Let’s talk about a word that sounds made up but hits way too real: enshittification. Coined by writer and tech critic Cory Doctorow, it perfectly captures the lifecycle of many online platforms: they start off great, slowly fill up with ads, paywalls, or manipulative nudges, and eventually become unusable garbage fire versions of their former selves. Facebook. Amazon. YouTube. All went through it.
And now? It’s coming for artificial intelligence.

From innovation to irritation: the enshittification playbook
Here’s how it works, step-by-step:
- Stage 1 – Be amazing: Give users a shiny, exciting, free, or low-cost experience. Get everyone hooked.
- Stage 2 – Monetize quietly: Start tweaking things to prioritize revenue. Maybe a few ads. Maybe a “Pro” plan. Maybe the free version gets slower.
- Stage 3 – Optimize for shareholders: Gut the original experience for maximum profit. Everyone’s annoyed, but they’re locked in. You win.
Doctorow explains it as platforms “shifting value from users to advertisers, and then to shareholders,” until the platform collapses under its own cynical weight.
It’s not just social media. Generative AI is sliding into that same trap.
AI was supposed to help us—not hustle us
Remember how thrilling generative AI felt a year ago? Suddenly, we had tools that could draft emails, generate art, summarize research, and even write code.

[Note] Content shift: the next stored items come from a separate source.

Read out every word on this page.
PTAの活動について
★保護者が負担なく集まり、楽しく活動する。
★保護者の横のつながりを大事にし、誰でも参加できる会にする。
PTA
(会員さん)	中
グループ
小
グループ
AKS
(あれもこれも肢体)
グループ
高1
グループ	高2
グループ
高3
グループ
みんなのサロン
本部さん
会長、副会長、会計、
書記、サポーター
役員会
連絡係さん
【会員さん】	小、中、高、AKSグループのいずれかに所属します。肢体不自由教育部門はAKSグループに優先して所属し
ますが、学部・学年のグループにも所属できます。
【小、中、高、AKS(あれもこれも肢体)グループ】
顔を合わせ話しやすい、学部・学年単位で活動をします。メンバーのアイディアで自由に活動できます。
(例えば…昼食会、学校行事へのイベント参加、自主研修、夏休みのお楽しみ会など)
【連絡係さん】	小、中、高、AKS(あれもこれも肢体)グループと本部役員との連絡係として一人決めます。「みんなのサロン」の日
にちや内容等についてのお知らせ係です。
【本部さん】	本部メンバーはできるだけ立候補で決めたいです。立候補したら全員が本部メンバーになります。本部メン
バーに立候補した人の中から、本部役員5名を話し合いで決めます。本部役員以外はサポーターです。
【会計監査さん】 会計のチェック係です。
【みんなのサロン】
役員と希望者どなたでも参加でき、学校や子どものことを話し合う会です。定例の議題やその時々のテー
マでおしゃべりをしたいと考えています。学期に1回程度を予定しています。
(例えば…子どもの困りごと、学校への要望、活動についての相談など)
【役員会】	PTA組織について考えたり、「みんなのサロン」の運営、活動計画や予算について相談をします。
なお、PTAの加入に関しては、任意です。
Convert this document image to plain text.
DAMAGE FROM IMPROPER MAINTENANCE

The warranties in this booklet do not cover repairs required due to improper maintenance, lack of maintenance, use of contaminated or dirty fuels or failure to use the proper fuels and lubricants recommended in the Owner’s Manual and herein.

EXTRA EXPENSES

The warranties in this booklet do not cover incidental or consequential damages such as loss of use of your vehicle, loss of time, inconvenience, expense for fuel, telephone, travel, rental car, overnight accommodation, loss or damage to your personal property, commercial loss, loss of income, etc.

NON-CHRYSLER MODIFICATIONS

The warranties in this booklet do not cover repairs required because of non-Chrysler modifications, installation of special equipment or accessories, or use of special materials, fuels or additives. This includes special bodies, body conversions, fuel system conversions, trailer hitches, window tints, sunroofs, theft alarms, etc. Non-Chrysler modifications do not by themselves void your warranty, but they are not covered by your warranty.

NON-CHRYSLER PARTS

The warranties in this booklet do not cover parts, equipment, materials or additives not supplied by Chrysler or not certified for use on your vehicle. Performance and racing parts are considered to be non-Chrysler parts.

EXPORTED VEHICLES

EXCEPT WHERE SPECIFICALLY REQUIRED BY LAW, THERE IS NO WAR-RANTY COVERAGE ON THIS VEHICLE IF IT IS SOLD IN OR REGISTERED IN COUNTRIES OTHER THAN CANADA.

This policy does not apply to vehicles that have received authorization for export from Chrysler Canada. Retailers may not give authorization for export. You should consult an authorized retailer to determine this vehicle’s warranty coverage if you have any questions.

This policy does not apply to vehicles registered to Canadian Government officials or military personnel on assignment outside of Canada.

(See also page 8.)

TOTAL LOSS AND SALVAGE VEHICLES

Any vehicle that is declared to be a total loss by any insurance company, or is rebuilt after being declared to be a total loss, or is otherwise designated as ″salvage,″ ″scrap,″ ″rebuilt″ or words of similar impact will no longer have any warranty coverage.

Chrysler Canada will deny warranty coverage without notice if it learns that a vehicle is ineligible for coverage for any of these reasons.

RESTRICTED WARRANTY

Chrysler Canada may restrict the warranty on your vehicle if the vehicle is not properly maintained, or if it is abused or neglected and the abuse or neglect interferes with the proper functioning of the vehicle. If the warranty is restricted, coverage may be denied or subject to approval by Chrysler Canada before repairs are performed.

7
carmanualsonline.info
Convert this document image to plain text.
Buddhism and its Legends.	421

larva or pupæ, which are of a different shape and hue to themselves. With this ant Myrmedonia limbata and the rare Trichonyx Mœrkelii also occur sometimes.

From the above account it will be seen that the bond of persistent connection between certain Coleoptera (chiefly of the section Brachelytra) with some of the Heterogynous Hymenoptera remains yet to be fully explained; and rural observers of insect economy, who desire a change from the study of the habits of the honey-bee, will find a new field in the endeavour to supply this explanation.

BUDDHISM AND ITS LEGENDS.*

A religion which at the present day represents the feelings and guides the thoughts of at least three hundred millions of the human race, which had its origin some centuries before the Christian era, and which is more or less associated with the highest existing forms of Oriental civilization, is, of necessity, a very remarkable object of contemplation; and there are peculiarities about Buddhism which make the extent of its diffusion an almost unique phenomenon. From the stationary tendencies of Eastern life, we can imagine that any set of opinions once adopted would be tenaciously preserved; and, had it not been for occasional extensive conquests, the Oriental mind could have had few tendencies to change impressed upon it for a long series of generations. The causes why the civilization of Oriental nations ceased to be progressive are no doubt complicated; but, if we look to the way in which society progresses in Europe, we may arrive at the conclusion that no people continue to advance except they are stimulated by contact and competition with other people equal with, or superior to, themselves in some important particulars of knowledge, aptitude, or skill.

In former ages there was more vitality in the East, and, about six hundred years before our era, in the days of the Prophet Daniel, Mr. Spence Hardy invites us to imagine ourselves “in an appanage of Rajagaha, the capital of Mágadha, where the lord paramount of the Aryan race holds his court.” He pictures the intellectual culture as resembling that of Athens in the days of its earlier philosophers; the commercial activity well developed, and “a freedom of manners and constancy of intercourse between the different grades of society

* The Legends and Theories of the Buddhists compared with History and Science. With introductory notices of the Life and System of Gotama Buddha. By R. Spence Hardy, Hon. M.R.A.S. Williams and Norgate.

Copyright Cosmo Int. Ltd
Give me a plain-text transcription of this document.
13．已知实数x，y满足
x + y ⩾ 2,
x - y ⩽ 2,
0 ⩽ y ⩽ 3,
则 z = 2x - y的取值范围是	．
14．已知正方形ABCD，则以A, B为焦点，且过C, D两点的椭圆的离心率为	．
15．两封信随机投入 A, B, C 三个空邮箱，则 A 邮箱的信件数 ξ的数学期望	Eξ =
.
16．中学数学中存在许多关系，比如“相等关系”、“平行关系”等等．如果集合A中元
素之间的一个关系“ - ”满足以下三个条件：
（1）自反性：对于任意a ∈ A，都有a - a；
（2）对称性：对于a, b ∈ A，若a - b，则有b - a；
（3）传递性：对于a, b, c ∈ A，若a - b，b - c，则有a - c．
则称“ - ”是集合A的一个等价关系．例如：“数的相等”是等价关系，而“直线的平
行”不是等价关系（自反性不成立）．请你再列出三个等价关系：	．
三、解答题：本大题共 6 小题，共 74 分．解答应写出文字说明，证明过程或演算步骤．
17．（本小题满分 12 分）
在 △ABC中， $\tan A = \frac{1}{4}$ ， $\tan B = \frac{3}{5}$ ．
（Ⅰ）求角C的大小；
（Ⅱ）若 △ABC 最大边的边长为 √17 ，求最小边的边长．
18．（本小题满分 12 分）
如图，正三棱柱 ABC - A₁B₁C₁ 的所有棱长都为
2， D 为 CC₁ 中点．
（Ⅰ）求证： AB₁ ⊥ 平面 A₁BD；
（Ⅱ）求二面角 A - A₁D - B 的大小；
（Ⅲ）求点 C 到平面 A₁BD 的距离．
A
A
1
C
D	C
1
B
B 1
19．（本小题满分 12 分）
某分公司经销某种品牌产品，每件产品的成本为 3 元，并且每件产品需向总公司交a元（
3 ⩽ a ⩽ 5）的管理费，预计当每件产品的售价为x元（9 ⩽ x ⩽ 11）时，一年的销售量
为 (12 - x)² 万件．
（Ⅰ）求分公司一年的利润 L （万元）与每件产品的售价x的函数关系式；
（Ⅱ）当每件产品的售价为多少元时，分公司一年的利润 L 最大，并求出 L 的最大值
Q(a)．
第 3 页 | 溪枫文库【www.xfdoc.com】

It was like having a supercharged assistant—and it actually worked (sometimes).
But now? You want your AI model to remember something? That’s a premium feature.
Want better accuracy or lower latency? Upgrade to Pro.
Oh, and those hallucinations? Sometimes they’re not just bugs, they’re shaped by what’s been monetized or prioritized behind the scenes.
The pattern is familiar: AI companies burn through VC cash to attract users, then flip the switch. The model gets slower or dumber unless you pay up. What once felt magical starts to feel manipulative.
When your “assistant” becomes a salesperson
Dark UX patterns are already seeping into AI platforms. Think about:
- Chatbots pushing affiliate links instead of real help
- “Free” tools locking basic functionality behind subscriptions
- Outputs optimized for engagement over truth or usefulness
- Voice assistants becoming ad-spewing zombies (“Did you know you can buy that on Amazon?”)
It’s not just annoying—it’s erosion. The trust, speed, and openness that made these tools useful are being chipped away, one dark pattern at a time.
What’s next—AI paywalls on your thoughts?
In a piece on Dark Pattern Games, we saw how manipulative design creeps into everything—even video games. AI is no exception. The same psychological tactics used to keep you hooked on mobile games or social feeds are being baked into how AI tools respond, recommend, and redirect.
Can we avoid the AI enshittification spiral?
Not all is lost. There are still open-source projects, regulatory pushes, and designers fighting the good fight for user-first AI.
We need:
- Transparent design choices
- No dark patterns baked into prompts or pricing
- Real accountability for accuracy and intent
- Options that don’t feel like extortion
Because here’s the truth: if we build AI on the same extractive logic that broke the internet, we’ll end up with the same dumpster fire—just smarter, faster, and harder to escape.
Final thought: Build it better, or brace for impact
Enshittification is a warning. We’ve seen it play out over and over with social networks, marketplaces, and even news platforms. The cycle is clear: get users, lock them in, then squeeze every last drop of value out of them. And now, that same blueprint is being slapped onto AI.
But AI is different. We’re not just talking about where you post memes or buy socks—we’re talking about tools that could reshape how we work, think, learn, create. If those tools are built on foundations of profit over people, we don’t just lose convenience: we lose autonomy. We hand over cognitive labor, decision-making, and even creativity to systems that prioritize monetization over truth or usefulness.
So what do we do?
We prepare. We invest in alternatives. We support open-source LLMs like Mistral, LLaMA, or Open Assistant that keep development transparent, decentralized, and free from future subscription traps. We support communities and ecosystems that believe users deserve tools they can understand, shape, and trust—not ones they have to rent monthly just to think clearly.
Because the real risk isn’t that AI becomes bad. It’s that it becomes good enough to exploit us, but not free enough to empower us.
The enshittification of AI isn’t inevitable. But if we don’t course-correct, it sure as hell is coming.